Today’s protests will be mainly read as anger at the hike in student fees resulting from the government’s massive withdrawal of funding from higher education. Very important issues, to be sure. But the issue at stake is broader, even, than the debate over whether higher education is a public good. Refusal to pay for higher education is just one part of an ongoing, broad-ranging assualt on future generations by those currently in positions of power.
Lord Young’s panned comments that people had ‘never had it so good’ is revealing, not just of an out-of-touch toff at the centre of power, but because the ‘never had it so good’ generations are continuing to live at the expense of today’s youth. The phrase comes, of course, from PM Harold MacMillan’s speech in 1957 – a time of widely rising prosperty that set the scene for the baby boomers‘ hedonistic consumption in the 1960s and 70s. A few everyday observations show the extent of changes benefits enjoyed by the boomers at the exepense of the current crop of university students:

1. Cheap mortgages and housing booms: in the UK home ownership is now seen as the norm, at least aspirationally, but there are undoubtedly limits to how far the price of property can be inflated. The days of cheap credit for 100% mortgages are surely numbered. Rather than a breif blip in the housing market the increasing difficulties faced by first time buyers signal only two possibilities: either a genuine crash in house prices or a vast increase in the proportion of income that those currently outside of home ownership will need to pay on rents or mortgages. The government will do everthing in their power to avoid the first option.
2. Externalising environmental costs: enironmentalists rightly demand that the environmental costs of the full lifecycle of products become internalised into the prices of those products. Small gains have been made in this direction but much more needs to be done, and recycling practices will have to move away from ‘dump it on developing countries’ as those countries become more powerful. Moreover, the economic costs of decades of uncontrolled consumption of artifically cheap goods in the rich world will fall on today’s younger generations in the form of environmental clean up costs and dealing with resource depletion and climate change.

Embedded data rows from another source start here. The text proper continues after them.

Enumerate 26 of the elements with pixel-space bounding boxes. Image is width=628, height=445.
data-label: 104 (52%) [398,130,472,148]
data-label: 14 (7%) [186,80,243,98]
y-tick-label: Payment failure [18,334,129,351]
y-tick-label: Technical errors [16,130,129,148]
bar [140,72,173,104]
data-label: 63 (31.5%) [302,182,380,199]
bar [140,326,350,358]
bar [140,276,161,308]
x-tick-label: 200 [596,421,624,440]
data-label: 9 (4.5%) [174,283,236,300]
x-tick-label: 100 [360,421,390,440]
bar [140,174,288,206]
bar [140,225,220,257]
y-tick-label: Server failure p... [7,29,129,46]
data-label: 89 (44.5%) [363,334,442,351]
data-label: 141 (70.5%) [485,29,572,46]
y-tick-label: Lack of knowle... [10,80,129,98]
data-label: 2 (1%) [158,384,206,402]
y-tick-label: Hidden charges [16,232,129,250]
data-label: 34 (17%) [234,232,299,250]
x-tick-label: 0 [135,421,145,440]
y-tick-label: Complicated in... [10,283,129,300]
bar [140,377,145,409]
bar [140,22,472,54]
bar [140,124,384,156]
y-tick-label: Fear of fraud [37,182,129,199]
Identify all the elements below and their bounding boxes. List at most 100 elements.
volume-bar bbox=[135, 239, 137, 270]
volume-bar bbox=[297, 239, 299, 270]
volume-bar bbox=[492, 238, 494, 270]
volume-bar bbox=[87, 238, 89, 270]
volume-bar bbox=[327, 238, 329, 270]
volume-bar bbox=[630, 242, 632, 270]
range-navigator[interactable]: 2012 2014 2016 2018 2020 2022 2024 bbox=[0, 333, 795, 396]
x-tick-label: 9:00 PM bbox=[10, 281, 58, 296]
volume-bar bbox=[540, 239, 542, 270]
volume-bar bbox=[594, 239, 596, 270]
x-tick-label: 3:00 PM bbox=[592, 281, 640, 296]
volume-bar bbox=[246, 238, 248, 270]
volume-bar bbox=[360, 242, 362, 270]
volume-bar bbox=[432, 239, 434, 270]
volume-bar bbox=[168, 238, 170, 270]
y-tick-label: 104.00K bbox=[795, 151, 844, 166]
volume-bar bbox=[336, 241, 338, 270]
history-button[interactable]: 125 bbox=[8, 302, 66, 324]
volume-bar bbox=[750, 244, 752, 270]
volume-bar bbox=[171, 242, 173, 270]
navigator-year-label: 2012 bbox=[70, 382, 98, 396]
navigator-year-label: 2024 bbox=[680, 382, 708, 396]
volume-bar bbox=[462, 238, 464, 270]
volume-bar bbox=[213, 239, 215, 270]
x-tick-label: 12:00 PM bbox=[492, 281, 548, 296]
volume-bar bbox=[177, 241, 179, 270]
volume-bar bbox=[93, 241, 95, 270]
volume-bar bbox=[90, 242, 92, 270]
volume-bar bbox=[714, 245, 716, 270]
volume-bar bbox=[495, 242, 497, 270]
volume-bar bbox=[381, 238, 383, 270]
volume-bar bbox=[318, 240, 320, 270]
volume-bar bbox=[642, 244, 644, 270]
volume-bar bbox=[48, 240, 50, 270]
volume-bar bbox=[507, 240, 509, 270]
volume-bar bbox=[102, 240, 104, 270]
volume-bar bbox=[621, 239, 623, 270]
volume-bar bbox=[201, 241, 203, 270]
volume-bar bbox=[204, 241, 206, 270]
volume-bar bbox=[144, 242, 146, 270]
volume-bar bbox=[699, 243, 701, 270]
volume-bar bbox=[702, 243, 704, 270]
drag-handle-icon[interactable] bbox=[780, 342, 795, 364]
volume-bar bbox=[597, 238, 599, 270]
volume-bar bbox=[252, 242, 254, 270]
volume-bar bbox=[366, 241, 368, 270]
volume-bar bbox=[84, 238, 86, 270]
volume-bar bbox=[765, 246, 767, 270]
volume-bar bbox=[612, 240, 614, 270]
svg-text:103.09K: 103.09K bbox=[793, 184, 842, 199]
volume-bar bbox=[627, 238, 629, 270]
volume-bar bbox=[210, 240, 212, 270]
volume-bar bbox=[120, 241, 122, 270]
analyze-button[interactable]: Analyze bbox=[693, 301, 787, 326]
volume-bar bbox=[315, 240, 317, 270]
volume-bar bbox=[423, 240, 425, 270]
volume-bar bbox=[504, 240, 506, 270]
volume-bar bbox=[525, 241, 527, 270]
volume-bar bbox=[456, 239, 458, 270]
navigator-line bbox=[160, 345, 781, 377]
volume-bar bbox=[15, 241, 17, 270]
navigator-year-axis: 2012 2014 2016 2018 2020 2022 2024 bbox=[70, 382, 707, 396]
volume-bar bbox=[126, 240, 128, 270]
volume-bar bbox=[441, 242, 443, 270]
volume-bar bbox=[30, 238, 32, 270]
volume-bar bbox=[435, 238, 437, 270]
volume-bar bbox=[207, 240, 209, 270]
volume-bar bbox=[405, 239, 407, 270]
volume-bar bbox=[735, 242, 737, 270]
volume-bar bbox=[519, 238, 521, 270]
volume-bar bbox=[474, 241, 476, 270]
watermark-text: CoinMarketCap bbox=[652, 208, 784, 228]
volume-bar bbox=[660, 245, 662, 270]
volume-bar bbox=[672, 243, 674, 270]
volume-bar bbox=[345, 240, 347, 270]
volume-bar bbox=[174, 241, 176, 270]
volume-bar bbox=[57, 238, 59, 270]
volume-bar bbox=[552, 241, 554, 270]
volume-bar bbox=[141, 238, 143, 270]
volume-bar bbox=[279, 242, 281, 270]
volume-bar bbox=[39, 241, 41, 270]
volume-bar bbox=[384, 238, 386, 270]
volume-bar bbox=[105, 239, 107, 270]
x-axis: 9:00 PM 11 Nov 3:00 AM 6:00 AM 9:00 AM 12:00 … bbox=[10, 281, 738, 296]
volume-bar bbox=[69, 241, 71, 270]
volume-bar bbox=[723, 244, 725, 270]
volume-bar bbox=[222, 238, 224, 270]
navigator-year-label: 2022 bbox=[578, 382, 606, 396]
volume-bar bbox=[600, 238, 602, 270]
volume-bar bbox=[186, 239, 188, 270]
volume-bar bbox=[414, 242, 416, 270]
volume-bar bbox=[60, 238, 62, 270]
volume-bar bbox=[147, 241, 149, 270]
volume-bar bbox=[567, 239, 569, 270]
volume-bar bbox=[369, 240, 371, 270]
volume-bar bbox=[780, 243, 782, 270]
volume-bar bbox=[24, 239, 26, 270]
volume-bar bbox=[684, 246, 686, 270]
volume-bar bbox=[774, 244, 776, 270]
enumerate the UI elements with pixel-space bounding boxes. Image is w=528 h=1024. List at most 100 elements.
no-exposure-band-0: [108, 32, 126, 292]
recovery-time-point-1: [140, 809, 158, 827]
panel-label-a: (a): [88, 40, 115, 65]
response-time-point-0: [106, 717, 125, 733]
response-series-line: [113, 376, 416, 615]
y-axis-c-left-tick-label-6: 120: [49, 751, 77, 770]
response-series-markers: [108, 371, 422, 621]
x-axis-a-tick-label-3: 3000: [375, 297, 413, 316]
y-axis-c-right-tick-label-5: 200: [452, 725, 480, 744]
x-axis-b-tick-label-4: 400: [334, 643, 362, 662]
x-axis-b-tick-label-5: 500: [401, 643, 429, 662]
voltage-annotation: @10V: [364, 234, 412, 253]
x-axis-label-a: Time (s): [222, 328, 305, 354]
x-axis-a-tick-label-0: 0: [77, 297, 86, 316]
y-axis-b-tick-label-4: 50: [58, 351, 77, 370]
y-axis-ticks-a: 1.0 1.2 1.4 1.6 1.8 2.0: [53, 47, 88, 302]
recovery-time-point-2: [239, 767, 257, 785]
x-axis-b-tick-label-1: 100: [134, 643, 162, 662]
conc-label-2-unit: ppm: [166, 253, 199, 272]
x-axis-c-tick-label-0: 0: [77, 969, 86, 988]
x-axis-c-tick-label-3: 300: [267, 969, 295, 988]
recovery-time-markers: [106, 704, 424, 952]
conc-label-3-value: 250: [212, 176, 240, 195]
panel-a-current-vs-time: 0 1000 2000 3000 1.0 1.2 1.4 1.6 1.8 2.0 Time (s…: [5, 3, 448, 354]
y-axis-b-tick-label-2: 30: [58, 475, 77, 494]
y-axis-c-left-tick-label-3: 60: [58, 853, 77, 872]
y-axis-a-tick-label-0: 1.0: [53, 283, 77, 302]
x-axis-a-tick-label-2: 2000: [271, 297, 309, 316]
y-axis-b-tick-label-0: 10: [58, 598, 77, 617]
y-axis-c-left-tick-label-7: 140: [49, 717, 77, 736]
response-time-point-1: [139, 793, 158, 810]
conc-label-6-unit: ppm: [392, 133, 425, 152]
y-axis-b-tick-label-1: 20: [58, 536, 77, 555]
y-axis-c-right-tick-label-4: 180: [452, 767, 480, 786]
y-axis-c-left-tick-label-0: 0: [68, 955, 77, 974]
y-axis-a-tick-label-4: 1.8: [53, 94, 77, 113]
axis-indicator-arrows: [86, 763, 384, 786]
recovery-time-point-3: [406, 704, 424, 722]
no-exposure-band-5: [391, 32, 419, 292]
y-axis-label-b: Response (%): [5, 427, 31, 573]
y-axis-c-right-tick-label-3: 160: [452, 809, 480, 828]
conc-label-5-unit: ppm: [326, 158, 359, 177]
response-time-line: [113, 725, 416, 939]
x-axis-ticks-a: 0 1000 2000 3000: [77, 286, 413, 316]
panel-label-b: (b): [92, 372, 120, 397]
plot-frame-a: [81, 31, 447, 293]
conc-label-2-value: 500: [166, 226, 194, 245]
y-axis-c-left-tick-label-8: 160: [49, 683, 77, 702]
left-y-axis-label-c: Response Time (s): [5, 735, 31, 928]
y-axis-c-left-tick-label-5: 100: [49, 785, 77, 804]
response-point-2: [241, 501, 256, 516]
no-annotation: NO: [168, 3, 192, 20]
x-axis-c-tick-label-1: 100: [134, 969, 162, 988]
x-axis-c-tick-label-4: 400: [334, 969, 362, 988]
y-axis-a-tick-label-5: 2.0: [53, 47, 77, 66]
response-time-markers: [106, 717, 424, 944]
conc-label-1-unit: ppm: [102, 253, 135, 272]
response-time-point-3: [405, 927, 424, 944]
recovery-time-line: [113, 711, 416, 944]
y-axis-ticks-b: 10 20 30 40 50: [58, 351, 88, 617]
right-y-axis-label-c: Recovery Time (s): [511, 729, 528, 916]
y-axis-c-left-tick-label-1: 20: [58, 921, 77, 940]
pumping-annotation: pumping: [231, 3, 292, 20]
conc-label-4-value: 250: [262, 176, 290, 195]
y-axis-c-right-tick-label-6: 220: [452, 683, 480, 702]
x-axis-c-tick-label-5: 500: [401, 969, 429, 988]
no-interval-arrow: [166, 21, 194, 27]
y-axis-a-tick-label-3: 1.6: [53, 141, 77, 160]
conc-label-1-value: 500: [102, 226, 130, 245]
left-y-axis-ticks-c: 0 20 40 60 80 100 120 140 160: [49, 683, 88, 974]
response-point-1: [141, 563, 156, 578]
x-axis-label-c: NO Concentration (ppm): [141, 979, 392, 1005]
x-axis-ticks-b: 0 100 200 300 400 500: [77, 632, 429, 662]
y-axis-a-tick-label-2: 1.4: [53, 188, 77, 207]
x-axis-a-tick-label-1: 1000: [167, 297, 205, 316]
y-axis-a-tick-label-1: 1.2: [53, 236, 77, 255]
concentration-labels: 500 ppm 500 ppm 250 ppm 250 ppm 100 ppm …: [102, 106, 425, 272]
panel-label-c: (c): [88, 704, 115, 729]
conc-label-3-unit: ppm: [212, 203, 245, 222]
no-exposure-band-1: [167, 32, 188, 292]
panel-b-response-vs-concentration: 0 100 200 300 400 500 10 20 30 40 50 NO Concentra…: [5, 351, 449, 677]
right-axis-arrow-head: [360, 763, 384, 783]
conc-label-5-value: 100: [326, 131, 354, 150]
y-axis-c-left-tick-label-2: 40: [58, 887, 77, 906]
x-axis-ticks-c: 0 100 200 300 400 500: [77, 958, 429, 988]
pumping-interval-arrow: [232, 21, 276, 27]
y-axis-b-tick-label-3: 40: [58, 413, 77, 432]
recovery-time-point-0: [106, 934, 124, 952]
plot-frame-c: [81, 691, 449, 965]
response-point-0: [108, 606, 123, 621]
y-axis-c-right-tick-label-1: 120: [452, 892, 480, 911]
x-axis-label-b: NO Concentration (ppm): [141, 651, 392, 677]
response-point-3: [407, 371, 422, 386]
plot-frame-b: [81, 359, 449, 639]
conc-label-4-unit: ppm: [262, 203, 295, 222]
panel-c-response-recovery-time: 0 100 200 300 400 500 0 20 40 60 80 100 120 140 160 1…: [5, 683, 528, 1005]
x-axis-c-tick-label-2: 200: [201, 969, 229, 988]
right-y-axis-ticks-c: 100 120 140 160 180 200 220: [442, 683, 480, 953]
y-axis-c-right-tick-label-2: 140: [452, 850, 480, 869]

3. Generous pensions: the problems that come with an aging population are widely recognised as national health bills increase and pension funds, both public and private, are struggling with a future in which many more people will be pulling fund out than those putting funds in. Avoiding a crash in the current value of pension funds is probably one of the better justifications for ‘quantitative easing’ policies (a.k.a. slash welfare and direct the proceeds to financiers and shareholders). But significant rises in the retirement age and, more importantly, much less generous pensions for todays youth seem inevitable in all baby boom countries. The shift from linking penions to Conumer Price Index (rather than the RPI) to take account of inflation means essentially that no account will be taken of rises in housing costs and council tax in determining penioners income.
Painting this picture of intergenerational injustice is not to belittle the importance of intragenerational inequalities. The ‘never had it so good’ generations undoubtedly experienced the benefits of housing booms, cheap consumption and generous pensions very unevenly and period of crisis saw – particularly in the early 1980s – millions thrown out of this system of economic ease. Those who are wealthy can be expected to pass on their good fortune, but for many, who are struggling or merely getting by there won’t be enough to offer comfort to their offspring. A bleak image of rising inequality emerges where many of today’s youth find themselves saddled with years of debt for education, the repayments for which will have to compete with incresaed housing costs, paying for their parents’ retirment and trying to put aside something for their own pensions. Today’s protesters will rightly be angry at the impending cuts, they should demand a wholescale shift in the attitude of politicians to correct yesterday’s mistakes in a way that at last puts the interests of future generations centre stage.
UPDATE: Just been reminded there’s a book on exactly this topic, where Ed Howker and Shiv Malik argue that a Jilted Generation – those born after 1979 – has generally been very hard done by. Looks like another one for the reading pile.